Updated: Feb 12
We are huge fans of group classes for dog training, but just because we love and enjoy doing them does not mean group class is the right format for all dogs. They are a fantastic format for dogs to learn skills so long as they are done at the correct time for the dog.
At K9 Culture Dog Training, we are very strategic in how we incorporate group classes into our dog training programs. We start with the concept of always set your dog up for success and one of the great advantages of group class is also one of its challenges to effective training with your dog if not done in the proper sequence.
For those unfamiliar with group class and their format, it is basically a group of 10 to 25 dog owners working with their dogs at the same time in an instructor led environment. This format is great for helping dogs learn how to ignore other dogs and people and instead, learn how to focus on their owner despite the distractions. This is an excellent skill that ALL dogs need to learn.
The problem with many group classes is other than a 1 on 1 private lesson, this is the only format of training many dog trainers provide. This becomes a severe problem for a dog just starting training for we have found it is way too much stimulation for most dog’s skill level and ability to manage their energy and impulses to just jump right into. It is much like jumping in the deep end of the pool and you have not been taught how to swim yet, it usually does not go very well.
This type of group class curriculum causes a lot of stress to the owner for it is natural to become frustrated when your dog is not doing well or perhaps “loosing their cool,” because they have not been taught how to cope with the level of distractions present. Once the owner begins to become frustrated, the dog smells it and becomes frustrated and then everything goes down hill from there. We have so many each month that come to us because they felt they got nowhere doing group classes with other trainers for this was the format those dog training companies used.
First, we need to teach your dog how to manage their energy and exercise impulse control. While we build these two skills with your dog they should also be taught how to focus on with distractions and then lay a foundation of basic obedience commands. Only after these four areas are established should a dog begin group classes. By following this process, we find our dogs have a lot of fun at group, are more engaged with their owner and learn faster. The other benefit is the owner does not get the sense of overwhelm that can happen when their dog was clearly not ready to be in a group of a dozen or more other dogs.
Group classes for your dog are certainly important. They just need to be added to your dog’s training program at the right stage and all dogs learn at a different pace and because of that, there should be no hard and fast rule of “X” number of training days and your dog starts group classes. Each dog is unique in how they learn, how they communicate, their ability to focus and a myriad of other emotional factors. This why we base the start of group class attendance on the progress of each dog’s training and skill level. We know the first one or two group classes any dog starts will be a bit challenging, but by doing what we can to properly prepare them for the adjustment in distractions, the transition goes much faster and creates a better bond between the dog and owner. The dog feels like they know what the rules are and how to win before they start playing the game which is how it should be for we want the dog to be able win and not get frustrated.

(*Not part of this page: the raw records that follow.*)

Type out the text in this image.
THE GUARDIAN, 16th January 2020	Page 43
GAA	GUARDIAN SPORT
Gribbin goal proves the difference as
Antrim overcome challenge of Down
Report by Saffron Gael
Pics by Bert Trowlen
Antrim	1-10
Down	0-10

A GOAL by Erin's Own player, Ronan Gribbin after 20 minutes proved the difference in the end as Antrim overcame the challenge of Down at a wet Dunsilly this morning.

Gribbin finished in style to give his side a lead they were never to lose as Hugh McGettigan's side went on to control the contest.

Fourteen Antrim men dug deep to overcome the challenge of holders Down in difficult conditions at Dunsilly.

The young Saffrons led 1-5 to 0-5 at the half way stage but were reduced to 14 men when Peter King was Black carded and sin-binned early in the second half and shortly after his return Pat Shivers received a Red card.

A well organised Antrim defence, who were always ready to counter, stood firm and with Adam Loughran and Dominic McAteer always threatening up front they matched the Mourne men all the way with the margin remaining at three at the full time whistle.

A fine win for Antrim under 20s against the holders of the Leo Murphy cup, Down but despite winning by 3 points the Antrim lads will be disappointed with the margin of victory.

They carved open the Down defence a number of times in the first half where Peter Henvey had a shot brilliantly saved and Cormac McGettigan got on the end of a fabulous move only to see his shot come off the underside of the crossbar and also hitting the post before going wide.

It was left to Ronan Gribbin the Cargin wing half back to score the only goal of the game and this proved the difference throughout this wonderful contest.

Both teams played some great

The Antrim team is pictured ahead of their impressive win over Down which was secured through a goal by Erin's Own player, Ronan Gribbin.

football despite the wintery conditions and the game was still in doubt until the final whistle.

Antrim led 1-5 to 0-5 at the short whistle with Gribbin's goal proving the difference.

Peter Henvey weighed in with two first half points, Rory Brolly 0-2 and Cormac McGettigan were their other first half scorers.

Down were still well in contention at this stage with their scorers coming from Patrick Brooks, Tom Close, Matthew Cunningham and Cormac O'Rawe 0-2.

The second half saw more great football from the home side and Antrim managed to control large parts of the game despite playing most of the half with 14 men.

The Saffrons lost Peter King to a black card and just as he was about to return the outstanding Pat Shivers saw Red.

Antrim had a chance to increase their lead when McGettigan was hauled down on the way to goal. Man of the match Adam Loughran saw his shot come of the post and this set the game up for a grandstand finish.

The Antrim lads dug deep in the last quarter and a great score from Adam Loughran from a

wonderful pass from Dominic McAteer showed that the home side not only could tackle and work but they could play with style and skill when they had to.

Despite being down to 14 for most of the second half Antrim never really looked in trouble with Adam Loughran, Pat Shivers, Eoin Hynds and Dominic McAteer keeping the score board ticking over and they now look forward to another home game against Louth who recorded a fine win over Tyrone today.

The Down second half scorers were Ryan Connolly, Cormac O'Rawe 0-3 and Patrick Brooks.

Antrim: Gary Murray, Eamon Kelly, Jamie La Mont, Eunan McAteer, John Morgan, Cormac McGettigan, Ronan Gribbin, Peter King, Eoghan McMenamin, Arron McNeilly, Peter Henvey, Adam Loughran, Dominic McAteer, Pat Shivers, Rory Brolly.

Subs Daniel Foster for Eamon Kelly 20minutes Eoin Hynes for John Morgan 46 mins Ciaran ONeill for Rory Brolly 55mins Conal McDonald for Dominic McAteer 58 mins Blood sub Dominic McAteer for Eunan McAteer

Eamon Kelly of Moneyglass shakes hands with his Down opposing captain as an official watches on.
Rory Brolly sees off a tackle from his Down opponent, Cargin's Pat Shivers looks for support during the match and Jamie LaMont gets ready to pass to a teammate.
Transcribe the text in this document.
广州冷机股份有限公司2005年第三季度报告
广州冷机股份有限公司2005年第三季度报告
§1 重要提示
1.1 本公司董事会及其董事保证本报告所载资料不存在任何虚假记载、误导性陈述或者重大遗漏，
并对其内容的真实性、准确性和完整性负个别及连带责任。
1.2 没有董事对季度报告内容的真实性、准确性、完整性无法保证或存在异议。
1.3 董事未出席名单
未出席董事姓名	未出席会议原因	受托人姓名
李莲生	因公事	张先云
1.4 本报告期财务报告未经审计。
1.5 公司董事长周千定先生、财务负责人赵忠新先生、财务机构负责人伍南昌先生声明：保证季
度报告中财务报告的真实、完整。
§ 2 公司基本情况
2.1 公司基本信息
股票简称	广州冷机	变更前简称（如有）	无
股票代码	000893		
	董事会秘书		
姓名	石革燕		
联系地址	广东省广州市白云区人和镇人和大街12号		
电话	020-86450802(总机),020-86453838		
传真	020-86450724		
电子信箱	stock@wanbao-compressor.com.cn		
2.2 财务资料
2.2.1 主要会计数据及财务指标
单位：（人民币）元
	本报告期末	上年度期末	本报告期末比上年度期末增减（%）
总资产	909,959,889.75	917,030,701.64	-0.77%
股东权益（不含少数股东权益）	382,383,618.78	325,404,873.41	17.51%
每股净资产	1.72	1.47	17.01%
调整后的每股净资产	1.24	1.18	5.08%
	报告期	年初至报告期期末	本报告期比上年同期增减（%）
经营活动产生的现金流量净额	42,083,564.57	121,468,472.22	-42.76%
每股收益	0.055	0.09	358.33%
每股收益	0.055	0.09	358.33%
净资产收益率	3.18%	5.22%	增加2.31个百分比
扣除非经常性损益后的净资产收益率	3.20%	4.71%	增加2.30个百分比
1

A good group class should not have too few nor too many dogs. The least number of dogs in a fun and engaging group class should be no less than five dogs but anything over 20 dogs is far too many dogs for even a highly skilled dog trainer to manage effectively. We find the ideal number is eight to twelve dogs.
Unfortunately, not all group classes are designed to be greatly beneficial for you and your dog. A growing trend in the dog training industry is a business model of nothing but group classes that are led by an instructor that runs the class from a manual filled with step by step exercises. The drawback of this type of dog group class is the instructor is more of a moderator not a trainer. It takes a dog trainer working with and actually doing all of the training with a minimum of 100 dogs before a certain degree of competency and knowledge is acquired. Group classes lead by a trainer that does not actually train dogs one on one for clients just does not have a same skills as a seasoned trainer that has personally trained a couple hundred dogs for every dog in the class has a different temperament, issue they need help with, energy and ability to manage their impulses. This is not even considering the fact that each owner also has varying degrees of confidence, handler skills and leadership with their dog.
When selecting the right dog training program for you and your dog, you should consider first what your goals are you want to achieve from training. What is you End Goal you want accomplished?
Next, find a dog training company that has full-time dog trainers that actually train dogs, not just read from or refer to a manual on what to do.
After that, pick the trainer that most closely aligns with your philosophy and you feel can help you and your pup get to your goals through a combination of Day Training, Day and Train Programs, Board and Training, Private Lessons AND Group Classes as a strategic mixture of the training implemented at the correct time for your dog.
Have Fun with your dog, and see you in Group Class!